Когда я вышел, на улице уже стемнело. Проходя мимо соседнего дома, я слегка притормозил: здесь жила Алисия. Вскоре после суда дом продали, и там поселилась пара из Японии – по словам Барби, отнюдь не дружелюбные люди. Она сделала несколько попыток сблизиться с ними – и каждый раз получала отказ. Интересно, как реагировал бы я, если б Барби жила рядом и постоянно заваливалась ко мне в гости. Каково же было Алисии терпеть назойливую соседку?
Я закурил и стал размышлять об услышанном. Итак, Алисия призналась Барби, что за ней следят. Полицейские, в свою очередь, решив, что журналистка, пытаясь привлечь внимание к своей персоне, все выдумала, не придали ее словам значения. И неудивительно – Барби сложно воспринимать всерьез. Получается, Алисия была напугана настолько, что решилась обратиться за советом к Барби, а потом и к Габриэлю. Что же дальше? Советовалась ли она еще с кем-то? Я твердо решил разобраться в этой странной истории.
Перед мысленным взором возникла картина меня самого из детства: маленький мальчик, близкий к срыву от тревоги, истерзанный постоянным страхом и болью, мечется по своей комнате – беспокойно, по кругу, в панике, всегда один на один со страхом перед сумасшедшим отцом. Я не мог ни с кем поделиться. Некому было меня выслушать. Очевидно, Алисия ощущала такое же отчаяние, иначе она никогда не открылась бы Барби.
Мне вдруг стало не по себе – как будто чей-то недобрый взгляд буравил мою спину. Я резко обернулся. Никого. Здесь только я. Лишь пустая, темная улица и тишина.
Следующим утром я переступил порог Гроува, собираясь поговорить с Алисией об истории, которую рассказала Барби. Однако, подходя к регистратуре, я услышал жуткие крики. Голос принадлежал женщине. И звуки этой агонии разносились далеко по коридорам клиники.
– Что случилось? Что происходит? – спросил я у дежурившего на входе охранника, но тот не ответил и промчался мимо в отделение.
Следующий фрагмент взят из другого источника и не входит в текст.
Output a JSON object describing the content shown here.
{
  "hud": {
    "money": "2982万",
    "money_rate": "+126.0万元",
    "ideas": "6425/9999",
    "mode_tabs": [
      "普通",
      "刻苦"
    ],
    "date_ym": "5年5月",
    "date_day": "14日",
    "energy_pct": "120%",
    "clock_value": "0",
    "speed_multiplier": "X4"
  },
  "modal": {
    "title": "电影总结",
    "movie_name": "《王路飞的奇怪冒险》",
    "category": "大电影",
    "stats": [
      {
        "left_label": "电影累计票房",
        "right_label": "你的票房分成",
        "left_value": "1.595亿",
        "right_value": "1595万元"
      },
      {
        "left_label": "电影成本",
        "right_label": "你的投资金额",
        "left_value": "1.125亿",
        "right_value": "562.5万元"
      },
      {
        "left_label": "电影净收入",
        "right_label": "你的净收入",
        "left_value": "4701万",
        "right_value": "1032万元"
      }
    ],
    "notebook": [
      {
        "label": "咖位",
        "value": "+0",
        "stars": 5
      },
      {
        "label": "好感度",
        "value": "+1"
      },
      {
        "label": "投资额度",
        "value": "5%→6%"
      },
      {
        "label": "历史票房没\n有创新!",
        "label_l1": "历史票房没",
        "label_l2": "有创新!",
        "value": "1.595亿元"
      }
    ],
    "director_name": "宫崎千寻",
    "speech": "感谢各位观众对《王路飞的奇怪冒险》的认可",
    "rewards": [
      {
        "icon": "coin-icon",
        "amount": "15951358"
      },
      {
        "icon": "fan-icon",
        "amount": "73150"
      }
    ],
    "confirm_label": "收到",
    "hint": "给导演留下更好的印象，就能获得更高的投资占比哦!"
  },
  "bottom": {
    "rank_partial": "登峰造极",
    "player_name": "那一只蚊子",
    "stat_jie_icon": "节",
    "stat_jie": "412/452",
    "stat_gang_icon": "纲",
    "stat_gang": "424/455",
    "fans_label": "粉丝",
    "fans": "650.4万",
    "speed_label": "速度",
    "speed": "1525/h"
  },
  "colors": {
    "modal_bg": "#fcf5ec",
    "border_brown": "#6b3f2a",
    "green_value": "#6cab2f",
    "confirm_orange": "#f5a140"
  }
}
Я последовал за ним. По мере приближения крики становились громче. Только бы с Алисией ничего не случилось и она была бы ни при чем! В душе зрело нехорошее предчувствие. Я повернул за угол. Возле «аквариума» столпились медсестры, пациенты и охрана. Диомидис звонил в отделение интенсивной терапии. На его рубашке алели пятна крови, но не его. Две медсестры, стоя на коленях, едва удерживали женщину, которая выла страшным голосом. Не Алисию. На полу, норовя вывернуться из крепких рук, билась Элиф. Она орала и царапала свое окровавленное лицо. Ее глаза были залиты кровью, а из одной глазницы торчал какой-то острый предмет, прямо из глазного яблока. Сначала я принял его за палку, но предмет ею не был. Я сразу же понял, что это кисть для рисования.
Возле стены, удерживаемая Юрием и медсестрой, стояла Алисия. Впрочем, применения физической силы не требовалось: она была предельно спокойна и не двигалась, будто статуя. Увидев ее лицо – бессмысленное, не выражающее никаких эмоций, словно застывшая маска, пустое, – я мгновенно вспомнил изображенную на автопортрете Алкесту. Алисия посмотрела прямо на меня, и мне впервые стало страшно.
– Как дела у Элиф? – спросил я Юрия, вернувшегося в «аквариум» из отделения интенсивной терапии.
– Состояние стабильное, и это единственная хорошая новость, – со вздохом ответил он.